A Fala é uma atividade cognitiva e motora complexa, que se manifesta através da articulação/produção de sons. Esta produção depende de um planeamento motor, de uma execução motora e de um planeamento linguístico (que depende da aquisição do sistema gramatical) (Bacelar, 2013).
A aquisição dos sons da fala é um processo gradual, que ocorre ao longo dos primeiros anos de vida e que depende do desenvolvimento linguístico e do desenvolvimento motor da criança (Reis, 2018).
Durante este percurso, algumas crianças podem demonstrar dificuldade na produção da fala (sons da fala), que podem ser típicos/normais e existe um período expectável para a criança conseguir produzir, ou podem ser erros que já não são esperados para a idade. Quando, na produção da criança, existem erros que não são esperados para a sua faixa etária, podemos estar perante uma Perturbação dos Sons da Fala (Reis, 2018).
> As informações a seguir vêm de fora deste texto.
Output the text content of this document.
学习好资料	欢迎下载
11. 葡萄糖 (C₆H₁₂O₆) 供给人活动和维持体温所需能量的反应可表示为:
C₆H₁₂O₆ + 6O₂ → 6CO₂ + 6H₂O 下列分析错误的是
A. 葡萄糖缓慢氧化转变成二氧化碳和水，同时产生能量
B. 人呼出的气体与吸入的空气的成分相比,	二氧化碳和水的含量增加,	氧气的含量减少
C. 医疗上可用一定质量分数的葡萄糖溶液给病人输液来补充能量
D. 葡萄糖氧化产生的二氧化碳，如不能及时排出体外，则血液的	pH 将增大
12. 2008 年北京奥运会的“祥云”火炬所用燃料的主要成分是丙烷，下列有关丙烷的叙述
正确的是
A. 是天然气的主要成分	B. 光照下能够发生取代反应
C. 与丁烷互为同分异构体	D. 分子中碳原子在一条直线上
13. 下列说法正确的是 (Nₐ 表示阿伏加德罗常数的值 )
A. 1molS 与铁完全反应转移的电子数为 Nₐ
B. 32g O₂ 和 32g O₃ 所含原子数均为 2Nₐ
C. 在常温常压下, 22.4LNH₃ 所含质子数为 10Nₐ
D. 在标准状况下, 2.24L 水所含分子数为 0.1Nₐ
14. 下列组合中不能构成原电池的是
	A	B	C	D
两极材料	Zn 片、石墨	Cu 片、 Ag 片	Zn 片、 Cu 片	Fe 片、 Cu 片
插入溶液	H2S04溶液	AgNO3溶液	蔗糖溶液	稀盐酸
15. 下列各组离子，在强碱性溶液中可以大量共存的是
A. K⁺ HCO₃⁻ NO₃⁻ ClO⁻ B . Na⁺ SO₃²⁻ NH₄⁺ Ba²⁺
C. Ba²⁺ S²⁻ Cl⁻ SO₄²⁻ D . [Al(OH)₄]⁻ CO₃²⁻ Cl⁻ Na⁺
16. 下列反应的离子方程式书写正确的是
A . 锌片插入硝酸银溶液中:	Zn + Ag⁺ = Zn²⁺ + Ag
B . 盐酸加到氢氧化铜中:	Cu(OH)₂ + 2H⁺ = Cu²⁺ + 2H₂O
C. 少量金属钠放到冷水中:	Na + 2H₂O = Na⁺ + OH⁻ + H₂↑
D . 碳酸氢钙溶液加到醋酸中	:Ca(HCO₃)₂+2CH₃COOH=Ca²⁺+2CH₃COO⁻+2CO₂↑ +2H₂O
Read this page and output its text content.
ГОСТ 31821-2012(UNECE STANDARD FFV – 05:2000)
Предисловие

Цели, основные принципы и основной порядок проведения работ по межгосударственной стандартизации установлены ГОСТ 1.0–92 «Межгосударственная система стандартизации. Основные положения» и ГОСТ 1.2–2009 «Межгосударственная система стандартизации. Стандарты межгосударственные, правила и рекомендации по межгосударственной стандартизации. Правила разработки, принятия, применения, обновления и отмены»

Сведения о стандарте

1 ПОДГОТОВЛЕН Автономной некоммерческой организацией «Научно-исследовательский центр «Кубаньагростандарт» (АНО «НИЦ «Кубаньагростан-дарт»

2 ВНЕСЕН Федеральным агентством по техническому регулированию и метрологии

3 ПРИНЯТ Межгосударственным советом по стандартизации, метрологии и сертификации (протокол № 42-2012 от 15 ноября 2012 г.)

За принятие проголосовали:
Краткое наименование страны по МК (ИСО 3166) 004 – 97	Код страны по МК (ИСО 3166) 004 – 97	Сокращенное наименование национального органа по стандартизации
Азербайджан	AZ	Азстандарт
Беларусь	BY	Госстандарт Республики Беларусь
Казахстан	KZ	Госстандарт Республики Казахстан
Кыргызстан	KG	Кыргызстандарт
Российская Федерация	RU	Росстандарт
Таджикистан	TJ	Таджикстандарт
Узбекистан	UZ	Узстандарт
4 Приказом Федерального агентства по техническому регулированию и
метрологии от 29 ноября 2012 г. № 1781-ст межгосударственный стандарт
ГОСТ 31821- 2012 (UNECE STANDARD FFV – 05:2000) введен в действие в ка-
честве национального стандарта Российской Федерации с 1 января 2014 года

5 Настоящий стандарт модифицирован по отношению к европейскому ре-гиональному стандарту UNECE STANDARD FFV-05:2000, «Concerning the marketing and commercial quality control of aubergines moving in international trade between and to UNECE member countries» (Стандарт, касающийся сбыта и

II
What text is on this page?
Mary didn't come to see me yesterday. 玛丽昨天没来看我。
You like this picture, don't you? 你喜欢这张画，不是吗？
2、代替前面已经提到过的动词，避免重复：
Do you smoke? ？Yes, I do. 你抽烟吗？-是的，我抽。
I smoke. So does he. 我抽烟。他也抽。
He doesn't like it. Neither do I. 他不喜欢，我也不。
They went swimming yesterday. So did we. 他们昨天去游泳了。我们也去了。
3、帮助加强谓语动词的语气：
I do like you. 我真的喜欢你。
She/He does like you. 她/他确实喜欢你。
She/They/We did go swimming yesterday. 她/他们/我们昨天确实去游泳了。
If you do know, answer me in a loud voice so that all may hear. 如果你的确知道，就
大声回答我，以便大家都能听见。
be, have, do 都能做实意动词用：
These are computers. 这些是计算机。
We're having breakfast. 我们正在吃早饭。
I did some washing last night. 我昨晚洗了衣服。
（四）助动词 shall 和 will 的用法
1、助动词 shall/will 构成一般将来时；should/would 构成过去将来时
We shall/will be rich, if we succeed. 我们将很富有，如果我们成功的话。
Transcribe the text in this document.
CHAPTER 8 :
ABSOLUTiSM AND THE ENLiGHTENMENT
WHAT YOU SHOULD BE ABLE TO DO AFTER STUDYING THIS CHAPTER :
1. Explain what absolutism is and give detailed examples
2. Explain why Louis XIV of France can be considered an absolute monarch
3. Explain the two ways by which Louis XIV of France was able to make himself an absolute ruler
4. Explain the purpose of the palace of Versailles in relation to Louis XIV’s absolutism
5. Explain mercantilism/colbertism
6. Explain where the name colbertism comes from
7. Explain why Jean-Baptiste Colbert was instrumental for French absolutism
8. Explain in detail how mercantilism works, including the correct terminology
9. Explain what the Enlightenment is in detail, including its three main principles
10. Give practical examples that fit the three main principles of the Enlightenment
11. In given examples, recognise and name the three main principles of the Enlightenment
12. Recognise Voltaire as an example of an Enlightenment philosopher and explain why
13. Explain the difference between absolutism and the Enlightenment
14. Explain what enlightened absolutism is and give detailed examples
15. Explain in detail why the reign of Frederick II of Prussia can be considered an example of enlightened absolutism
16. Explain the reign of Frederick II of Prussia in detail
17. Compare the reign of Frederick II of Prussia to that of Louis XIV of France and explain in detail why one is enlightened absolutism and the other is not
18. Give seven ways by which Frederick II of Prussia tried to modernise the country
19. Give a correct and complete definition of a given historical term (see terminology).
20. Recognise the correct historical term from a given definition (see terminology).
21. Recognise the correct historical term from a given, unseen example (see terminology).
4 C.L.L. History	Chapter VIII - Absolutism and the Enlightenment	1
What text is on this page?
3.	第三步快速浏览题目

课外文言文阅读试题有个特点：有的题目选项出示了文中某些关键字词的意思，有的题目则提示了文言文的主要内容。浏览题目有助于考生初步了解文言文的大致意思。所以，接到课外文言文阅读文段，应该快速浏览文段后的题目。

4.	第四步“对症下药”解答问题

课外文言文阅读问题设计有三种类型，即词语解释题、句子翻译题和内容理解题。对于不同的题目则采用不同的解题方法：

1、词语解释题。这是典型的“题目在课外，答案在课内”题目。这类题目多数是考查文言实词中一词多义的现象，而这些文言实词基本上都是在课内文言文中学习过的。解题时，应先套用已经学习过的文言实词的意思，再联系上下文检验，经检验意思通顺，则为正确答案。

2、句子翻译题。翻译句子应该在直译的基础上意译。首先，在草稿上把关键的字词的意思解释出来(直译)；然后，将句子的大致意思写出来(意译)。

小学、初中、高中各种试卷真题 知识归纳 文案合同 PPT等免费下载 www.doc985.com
As Perturbações dos Sons da Fala podem subdividir-se em cinco subtipos (Dodd, 2014):
– Perturbação Articulatória – a criança não consegue produzir sons específicos;
– Atraso Fonológico – a criança realiza erros que ocorrem no desenvolvimento típico, mas já fora do período esperado;
– Perturbação Fonológica Consistente – a criança apresenta processos atípicos, demonstrando não dominar o sistema;
– Perturbação Fonológica Inconsistente – a criança apresenta erros típicos não esperados na sua idade, juntamente com erros atípicos, e ainda apresenta produções inconsistentes para o mesmo som, ou seja, não realiza sempre o mesmo erro para um mesmo som;
– Dispraxia/Apraxia da Fala Infantil – a criança apresenta dificuldade em fazer o planeamento motor da fala, tendo um padrão de produção semelhante ao de crianças com perturbação fonológica inconsistente.
Por forma a melhor compreender o que é esperado no desenvolvimento típico e a identificar possíveis dificuldades, Mendes et al. (2013) referem que:
– até aos 3 anos e 6 meses, a criança adquire as vogais orais e nasais e deve adquirir as consoantes /p/, /t/, /k/, /b/, /d/, /g/, /f/, /s/, /ch/, /v/, /m/, /n/, /nh/, /R/ forte;
– entre os 3 anos e 6 meses e os 4 anos, a criança deve adquirir as consoantes /l/, /lh/, /ch/ em coda (ex.: pesca);
– entre os 4 anos e os 4 anos e 6 meses, a criança deve adquirir as consoantes /z/, /J/, /r/ fraco, /l/ em ataque ramificado (ex.: planta);
– entre os 4 anos e 6 meses e os 5 anos, a criança deve adquirir o som /r/ em coda (ex.: porta);
– e entre os 5 anos e os 5 anos e 6 meses, a criança deve adquirir o som /r/ em ataque ramificado (ex.: prato).
Existem sinais de alerta, referente a uma possível Perturbação dos Sons da Fala, a que o adulto (pais, cuidadores, educadores, professores) deve estar atento. Procure uma avaliação pormenorizada em Terapia da Fala se:
– entre os 3 e 4 anos, a criança, não se faz entender fora do contexto familiar;
– aos 4 anos apresenta uma fala pouco percetível;
– aos 4 anos a criança trocas sons e produz, por exemplo, “dato” para “gato”; “guego” para “dedo”; “ábua” para “água”ou “paca” para “faca”;
– aos 5 anos a criança troca sons palatais (/Ch/, /J/) por sons alveolares (/s/, /z/) ou vice-versa – ex.: produz “sapéu” para “chapéu”; produz “zanela” para “janela” ou produz “chapo” para “sapo”; produz “pechego” para “pêssego”;
– aos 6 anos a criança não articula corretamente todos os sons;
– a criança omite sons específicos (nunca diz o som, mesmo que por repetição);
– a criança omite frequentemente sílabas nas palavras, principalmente quando a palavra é extensa/maior;
– fala à “sopinhas de massa”;
– ou a criança apresenta qualquer outra dificuldade que considere suspeita.
Apenas com uma avaliação pormenorizada e atempada é possível identificar possíveis dificuldades. E quanto mais cedo for, melhor será a evolução da criança.